Los que esperan. Un cuento sobre la revolución mexicana

—¿Ya vistes las flores? —me dice mi tita. 

Yo volteo a donde me señala.

—Las miro —le digo—, chiquitas, de colores claritos, una salpicada de vida en esta loma reseca de arbolillos torcidos y yerbajos oscuros.

—Tan bonitas esas —me da una palmada en la espalda; yo no respondo; orita no podemos regresarnos, ya no, tamos muy lejos—. Hay flores más bonitas en el Cielo —me dice en voz bajita, como si viera lo que pienso.

Yo nomás le digo que sí. Todavía siento la tierra atorada en mis uñas chuecas; ella lo sabe, está igual, nomás que se alcanza a tapar las manos con el chal.

Dormimos a las faldas de la loma, viendo cómo la navaja de la noche va desangrando al sol sobre el llano, cómo éste va arañando las piedras y quebrando la tierra con manos sombrías, como el hambriento que ruega o maldice a su cuamil reseco y malagradecido al que tantos esfuerzos le ha dedicado.

Hambre. Ya ni me gruñe el estómago, nomás sé que ahí sigue por el aire que se traga, como pescado bocón que se infla y se infla y se infla; la ropa ya me queda toda guanga, pero igual siento que voy a tronar o que en la noche, cuando nadie mire, me voy a hacer tan flaca que voy a desaparecer, así nomás.

Y luego el frío. Nos acostamos abrazadas, las dos muy pegaditas; a veces, cuando mi tita está dormida, escucho como que respira raro y entonces me aprieta re fuerte, hasta siento que me mata a veces, pero no lloro, me muerdo los labios, pienso que así tan siquiera me mata ella en vez de la noche o el hambre. A la mejor y así es mejor…

En veces sueño que encima no tengo el chal roñoso y deshilachado de mi tita, sino la manta de mi amá, huelen casi igual cuando estoy dormida.

—Tú mamá no está —dice ella cuando me despierto llamándola, buscándola como si todavía anduviéramos en el rancho—. Nomás estamos tú y yo —me susurra y me abraza, y no le salen lágrimas, está seca, su cuerpo está como huizache asoleado y cenizo, pero sé que llora, con puro aire, nomás que a sus ojos no les queda ni sal para llorar.

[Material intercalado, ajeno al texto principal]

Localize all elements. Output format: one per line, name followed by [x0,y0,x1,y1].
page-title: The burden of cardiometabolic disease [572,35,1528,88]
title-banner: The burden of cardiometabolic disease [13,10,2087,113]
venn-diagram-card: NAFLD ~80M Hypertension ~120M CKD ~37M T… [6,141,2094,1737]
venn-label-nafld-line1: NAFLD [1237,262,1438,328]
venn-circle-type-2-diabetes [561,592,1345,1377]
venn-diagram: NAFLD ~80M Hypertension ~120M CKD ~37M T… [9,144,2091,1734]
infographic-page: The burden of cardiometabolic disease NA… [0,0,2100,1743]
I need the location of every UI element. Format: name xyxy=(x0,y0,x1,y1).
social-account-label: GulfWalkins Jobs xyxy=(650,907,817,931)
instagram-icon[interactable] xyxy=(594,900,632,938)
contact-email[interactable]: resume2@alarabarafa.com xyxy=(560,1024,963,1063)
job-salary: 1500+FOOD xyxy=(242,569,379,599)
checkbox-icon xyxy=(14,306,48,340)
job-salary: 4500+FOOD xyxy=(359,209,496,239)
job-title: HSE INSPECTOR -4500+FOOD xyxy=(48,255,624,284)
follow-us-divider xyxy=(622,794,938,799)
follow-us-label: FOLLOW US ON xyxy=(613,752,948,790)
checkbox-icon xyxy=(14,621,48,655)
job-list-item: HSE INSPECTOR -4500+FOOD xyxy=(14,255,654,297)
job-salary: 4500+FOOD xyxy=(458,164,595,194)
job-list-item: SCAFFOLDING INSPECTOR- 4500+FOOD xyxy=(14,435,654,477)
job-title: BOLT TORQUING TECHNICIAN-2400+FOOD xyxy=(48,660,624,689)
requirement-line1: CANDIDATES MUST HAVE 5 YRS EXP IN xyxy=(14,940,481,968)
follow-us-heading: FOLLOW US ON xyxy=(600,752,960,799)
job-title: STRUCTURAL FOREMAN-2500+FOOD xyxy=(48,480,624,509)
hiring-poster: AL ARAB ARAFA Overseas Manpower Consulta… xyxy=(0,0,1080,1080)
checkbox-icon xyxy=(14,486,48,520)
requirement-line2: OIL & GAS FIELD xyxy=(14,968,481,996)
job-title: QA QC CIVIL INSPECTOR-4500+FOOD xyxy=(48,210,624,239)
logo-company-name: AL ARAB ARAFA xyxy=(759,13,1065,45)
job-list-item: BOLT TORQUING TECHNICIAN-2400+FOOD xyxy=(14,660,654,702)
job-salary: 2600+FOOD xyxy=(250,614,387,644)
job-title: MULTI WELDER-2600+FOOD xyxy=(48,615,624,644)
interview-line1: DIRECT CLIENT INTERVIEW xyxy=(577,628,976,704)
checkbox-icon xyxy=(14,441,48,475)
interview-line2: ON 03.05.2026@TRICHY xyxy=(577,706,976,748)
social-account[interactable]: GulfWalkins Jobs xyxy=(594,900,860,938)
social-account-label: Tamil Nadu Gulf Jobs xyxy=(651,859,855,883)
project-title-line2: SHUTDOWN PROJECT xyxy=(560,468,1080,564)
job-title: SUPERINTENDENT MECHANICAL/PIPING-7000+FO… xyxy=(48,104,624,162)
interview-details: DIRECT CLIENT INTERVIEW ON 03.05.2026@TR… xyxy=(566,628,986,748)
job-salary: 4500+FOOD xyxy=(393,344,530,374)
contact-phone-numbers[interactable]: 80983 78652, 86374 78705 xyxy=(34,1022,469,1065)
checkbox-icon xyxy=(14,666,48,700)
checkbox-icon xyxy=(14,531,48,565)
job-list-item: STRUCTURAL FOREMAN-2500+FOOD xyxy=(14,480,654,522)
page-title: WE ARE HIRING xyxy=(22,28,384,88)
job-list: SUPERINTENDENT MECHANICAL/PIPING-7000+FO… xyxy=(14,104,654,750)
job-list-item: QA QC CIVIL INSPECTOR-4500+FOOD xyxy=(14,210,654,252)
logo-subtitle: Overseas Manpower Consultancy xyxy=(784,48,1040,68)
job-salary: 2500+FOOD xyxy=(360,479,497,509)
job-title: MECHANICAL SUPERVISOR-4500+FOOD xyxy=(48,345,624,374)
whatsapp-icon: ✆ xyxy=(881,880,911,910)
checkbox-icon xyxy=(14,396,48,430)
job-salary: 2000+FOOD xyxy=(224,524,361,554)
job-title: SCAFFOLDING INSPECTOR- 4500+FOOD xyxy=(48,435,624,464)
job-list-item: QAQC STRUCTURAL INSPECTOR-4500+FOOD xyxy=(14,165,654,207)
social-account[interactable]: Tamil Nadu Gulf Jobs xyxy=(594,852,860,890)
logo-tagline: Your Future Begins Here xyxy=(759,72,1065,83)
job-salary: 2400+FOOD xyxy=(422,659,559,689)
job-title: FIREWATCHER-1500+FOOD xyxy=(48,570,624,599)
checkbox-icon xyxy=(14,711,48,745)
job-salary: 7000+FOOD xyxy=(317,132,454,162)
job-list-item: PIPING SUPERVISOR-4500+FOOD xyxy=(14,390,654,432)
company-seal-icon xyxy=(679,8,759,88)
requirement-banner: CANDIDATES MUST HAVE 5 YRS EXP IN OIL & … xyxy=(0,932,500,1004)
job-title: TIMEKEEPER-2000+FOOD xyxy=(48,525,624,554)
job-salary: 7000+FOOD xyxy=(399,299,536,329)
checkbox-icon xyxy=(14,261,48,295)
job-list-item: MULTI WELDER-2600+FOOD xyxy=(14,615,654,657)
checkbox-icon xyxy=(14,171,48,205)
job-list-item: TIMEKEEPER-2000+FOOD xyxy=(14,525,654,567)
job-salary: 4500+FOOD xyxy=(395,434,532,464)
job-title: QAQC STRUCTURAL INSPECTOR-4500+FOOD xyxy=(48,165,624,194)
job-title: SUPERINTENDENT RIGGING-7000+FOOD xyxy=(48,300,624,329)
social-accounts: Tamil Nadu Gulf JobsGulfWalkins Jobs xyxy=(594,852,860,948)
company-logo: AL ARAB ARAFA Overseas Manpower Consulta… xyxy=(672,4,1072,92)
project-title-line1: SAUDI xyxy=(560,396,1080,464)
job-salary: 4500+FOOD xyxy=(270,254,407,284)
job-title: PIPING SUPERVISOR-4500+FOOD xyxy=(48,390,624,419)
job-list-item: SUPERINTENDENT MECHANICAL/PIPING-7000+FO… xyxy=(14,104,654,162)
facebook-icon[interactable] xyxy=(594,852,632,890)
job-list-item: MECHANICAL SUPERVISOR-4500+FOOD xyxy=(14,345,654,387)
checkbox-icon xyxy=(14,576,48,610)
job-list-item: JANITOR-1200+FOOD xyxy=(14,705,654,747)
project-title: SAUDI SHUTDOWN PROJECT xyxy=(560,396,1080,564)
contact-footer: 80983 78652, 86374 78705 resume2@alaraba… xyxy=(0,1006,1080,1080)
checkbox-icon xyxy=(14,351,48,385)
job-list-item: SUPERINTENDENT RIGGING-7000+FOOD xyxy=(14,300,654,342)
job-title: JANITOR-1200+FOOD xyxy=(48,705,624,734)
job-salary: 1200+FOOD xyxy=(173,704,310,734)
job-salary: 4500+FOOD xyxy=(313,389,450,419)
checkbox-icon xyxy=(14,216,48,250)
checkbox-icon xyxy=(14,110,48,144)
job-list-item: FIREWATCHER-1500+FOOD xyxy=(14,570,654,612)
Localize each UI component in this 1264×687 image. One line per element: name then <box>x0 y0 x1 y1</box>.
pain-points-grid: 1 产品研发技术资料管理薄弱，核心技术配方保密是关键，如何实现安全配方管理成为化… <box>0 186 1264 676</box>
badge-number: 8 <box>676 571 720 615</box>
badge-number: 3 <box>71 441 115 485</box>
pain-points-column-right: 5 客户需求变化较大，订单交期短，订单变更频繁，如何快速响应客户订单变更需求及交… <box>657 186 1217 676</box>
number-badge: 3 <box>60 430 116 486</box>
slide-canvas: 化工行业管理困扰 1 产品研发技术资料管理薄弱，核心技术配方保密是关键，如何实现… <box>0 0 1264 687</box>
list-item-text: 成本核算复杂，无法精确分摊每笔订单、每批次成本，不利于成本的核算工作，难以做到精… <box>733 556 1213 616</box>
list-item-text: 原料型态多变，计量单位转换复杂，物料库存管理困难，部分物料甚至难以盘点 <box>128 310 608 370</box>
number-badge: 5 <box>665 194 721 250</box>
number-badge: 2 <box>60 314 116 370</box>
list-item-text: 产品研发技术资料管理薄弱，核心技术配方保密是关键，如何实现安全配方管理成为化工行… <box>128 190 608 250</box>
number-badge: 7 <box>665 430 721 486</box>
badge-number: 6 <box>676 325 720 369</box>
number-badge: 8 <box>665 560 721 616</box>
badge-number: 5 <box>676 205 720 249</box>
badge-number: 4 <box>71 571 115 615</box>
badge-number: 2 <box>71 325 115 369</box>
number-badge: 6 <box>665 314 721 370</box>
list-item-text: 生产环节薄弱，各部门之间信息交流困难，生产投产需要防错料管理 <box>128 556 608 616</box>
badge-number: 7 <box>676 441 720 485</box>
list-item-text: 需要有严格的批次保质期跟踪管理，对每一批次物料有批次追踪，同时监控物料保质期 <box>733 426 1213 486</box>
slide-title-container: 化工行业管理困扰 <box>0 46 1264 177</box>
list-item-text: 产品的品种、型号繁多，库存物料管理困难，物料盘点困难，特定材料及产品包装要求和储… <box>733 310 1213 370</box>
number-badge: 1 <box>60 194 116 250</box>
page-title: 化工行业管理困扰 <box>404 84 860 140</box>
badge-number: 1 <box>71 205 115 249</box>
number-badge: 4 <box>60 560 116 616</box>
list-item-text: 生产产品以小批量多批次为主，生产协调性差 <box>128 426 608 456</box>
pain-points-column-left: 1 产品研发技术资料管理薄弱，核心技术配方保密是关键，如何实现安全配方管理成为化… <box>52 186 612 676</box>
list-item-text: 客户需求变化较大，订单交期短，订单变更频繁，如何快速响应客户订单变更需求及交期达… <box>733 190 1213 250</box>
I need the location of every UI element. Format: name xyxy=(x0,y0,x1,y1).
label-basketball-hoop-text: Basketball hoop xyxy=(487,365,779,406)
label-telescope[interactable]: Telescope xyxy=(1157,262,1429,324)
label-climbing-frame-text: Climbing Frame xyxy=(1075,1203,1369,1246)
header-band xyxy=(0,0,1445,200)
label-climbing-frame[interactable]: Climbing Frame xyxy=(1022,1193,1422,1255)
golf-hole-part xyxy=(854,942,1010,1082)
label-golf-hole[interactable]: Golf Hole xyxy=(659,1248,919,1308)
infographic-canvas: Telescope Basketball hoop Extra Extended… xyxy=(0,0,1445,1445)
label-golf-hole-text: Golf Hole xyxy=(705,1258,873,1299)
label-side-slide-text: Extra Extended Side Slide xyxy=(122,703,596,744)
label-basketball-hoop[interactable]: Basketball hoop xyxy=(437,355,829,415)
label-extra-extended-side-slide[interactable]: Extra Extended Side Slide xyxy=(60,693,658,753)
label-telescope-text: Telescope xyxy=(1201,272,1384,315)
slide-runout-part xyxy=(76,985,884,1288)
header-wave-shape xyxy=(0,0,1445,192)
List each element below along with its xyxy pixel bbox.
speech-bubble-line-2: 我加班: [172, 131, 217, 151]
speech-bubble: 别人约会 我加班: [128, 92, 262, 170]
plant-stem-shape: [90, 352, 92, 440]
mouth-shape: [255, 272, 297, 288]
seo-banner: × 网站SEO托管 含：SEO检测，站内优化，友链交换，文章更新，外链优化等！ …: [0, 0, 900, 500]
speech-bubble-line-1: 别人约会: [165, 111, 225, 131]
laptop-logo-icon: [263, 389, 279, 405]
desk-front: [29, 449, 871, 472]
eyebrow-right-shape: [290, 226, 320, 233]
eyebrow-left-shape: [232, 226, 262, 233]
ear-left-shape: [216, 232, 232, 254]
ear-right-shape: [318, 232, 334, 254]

Me dice que me vuelva a dormir y eso hago, siempre con miedo a sumirme atrás de mi ojos y no hallar cómo regresarme.

Amanece. El ojo celeste nos mira fijo, sin parpadear, colgado de sus alturas con uñas de plata y alas brillantes que arañan los párpados.

Andamos en silencio, el aire es lo único que nos queda pa comer y no nos gusta usar de más. 

De repente, oímos como truenos sordos; el piso se mueve.

—Tírate —me dice mi tita, y yo me tiro al piso; las piedras como comal ardiendo quemándome la cara.

No alcanzamos a mirar a los caballos, ni tampoco a los que los montan, pero sí los oímos, escondidas atrás de unas piedras requemadas; sus voces no las carga el viento, más bien parece que se arrastran por la tierra.

No suenan igual a los otros, los que se llevaron a mi apá. Discuten y se dicen de cosas, unos se ríen. No son los mismos, pero suenan parecidos a los otros…

—Espérenme —fue nomás lo que nos alcanzó a decir mi papá esa vez, antes de salirse de la casa al encuentro de los encaballados que llegaron a nuestra puerta.

Vi cómo andaba levantando el polvo, quebrando piedrecillas con los huaraches. Uno de los soldados le dijo «alto», y él se paró, les dijo alguna cosa que no alcancé a escuchar, y ellos se rieron, lo señalaron, lo estaban acusando, pero él les negaba todo, «puras calumnias», les decía, y se enojaba y sacudía su machete y los amenazaba, les decía que se fueran, que se largaran de una buena vez, que si no…

Tonces uno de ellos agarró y le soltó un culatazo en la cabeza y mi apá como que se quedó flojo, flojo de repente, tiró el machete y cayó él también al suelo.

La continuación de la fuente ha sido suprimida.